Biologic drugs are made from living sources versus synthesized chemicals and can be injected, infused or inhaled versus taken orally. They are often used to treat inflammation like arthritis as well as various cancers. Biosimilars are basically cheaper versions of a biologic drug.
In February, Amgen’s anti-inflammatory biosimilar medication Amjevita became the first biosimilar to hit the market, taking aim at biologic anti-inflammatory drug rival Humira, once the No. 1 drug in the world. Since then, a handful of other anti-inflammatory biosimilars have jumped into the market, some of which carry an 85% price discount to Humira, Reuters reports.
This bodes well for employers, says Fronstin, who recently authored a report on biologics, which are often considered a specialty medication.
Indeed, about 55% to 60% of an employer’s total drug spend comes from specialty medications, says Mark Campbell, vice president of pharmacy clinical solutions at RxBenefits, an advisory service to employee benefits consultants.
And roughly two-thirds of plan members it works with are on medication to treat anti-inflammatory or dermatological conditions, he notes.
“If you don’t have something that can help identify that you’re spending the right money on the right patient, and getting the right outcome for specialty medications, it can get very costly very quickly,” Campbell told HRE.
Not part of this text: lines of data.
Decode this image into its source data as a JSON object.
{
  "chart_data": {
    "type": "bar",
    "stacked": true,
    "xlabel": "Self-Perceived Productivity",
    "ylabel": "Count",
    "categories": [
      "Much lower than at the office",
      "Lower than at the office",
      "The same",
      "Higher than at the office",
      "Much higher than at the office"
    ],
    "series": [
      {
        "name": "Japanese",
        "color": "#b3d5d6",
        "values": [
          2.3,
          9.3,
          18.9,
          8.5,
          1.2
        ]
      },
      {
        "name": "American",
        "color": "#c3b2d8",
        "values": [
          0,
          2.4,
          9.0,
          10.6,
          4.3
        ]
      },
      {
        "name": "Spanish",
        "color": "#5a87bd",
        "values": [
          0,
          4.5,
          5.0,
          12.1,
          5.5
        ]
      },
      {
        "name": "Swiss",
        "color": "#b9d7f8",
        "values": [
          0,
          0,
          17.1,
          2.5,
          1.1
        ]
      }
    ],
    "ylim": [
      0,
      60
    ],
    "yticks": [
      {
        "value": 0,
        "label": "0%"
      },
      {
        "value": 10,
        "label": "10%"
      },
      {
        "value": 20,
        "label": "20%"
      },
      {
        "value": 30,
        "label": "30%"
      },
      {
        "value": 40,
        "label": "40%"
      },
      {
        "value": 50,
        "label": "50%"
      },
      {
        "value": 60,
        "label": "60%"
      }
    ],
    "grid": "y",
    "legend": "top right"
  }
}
Drug pricing rebates show signs of shifting away
In the first half of the year, some drug makers like Eli Lilly and Novo Nordisk made pricing adjustments to their products to make them more affordable and eliminated rebates in the process, Campbell says.
This move comes as state and federal legislators put PBMs on the hot seat and called for them to deliver greater pricing transparency to employers and the Centers for Medicare and Medicaid Services (CMS) when negotiating on their behalf with drug manufacturers for lower pricing, Campbell says.
A move toward lower-priced products and away from rebates is reversing a 20-year trend in rebate expansion, in which drug manufacturers used rebates as a means to offset higher drug costs if they wanted the PBMs to list their products with employers and the CMS for consideration, Campbell says, adding three PBMs hold 80% of the U.S. market.
YouTube: See RxBenefits’ Mark Campbell discuss the changes coming in rebates and drug prices
“Next year will probably be the first time we’ll see rebates shrink as a percent of the overall spend in the last six or seven years,” Campbell says.
Other benefits trends to emerge in 2023
Two other healthcare trends to watch for as 2023 winds down include demand for comprehensive healthcare coverage for part-time employees and the rise of financial wellness solutions like medical financing to cover medical costs at point of service, says Conlin.
The latter is part of a movement to address the affordability of care. A Buck survey found participants were greatly concerned about the cost of receiving care when it’s administered more so than the cost of healthcare insurance premiums.
“That’s something that’s really bubbling up with inflation,” says Conlin. “Some of the utilization and survey information we have shows it’s actually worse than it was at the height of the pandemic, in terms of employees feeling that they really need care and aren’t getting it. This means they may have a condition and are not managing it the right way.”
HR leaders can look to medical financing as a solution for these employees, who could receive a repayment plan schedule to ensure they get the care they need.
Meanwhile, conversations about benefits for part-time employees are also being driven by external forces, namely the continued tight labor shortage in retail and other industries, Conlin notes.
“It’s been a real challenge getting the employees that they need to run their businesses right. It’s been such a tight labor market,” Conlin says. “Although a lot of these benefits are voluntary-based, [part-time employees] having access to a benefits package is helping employers be more competitive in their job descriptions.”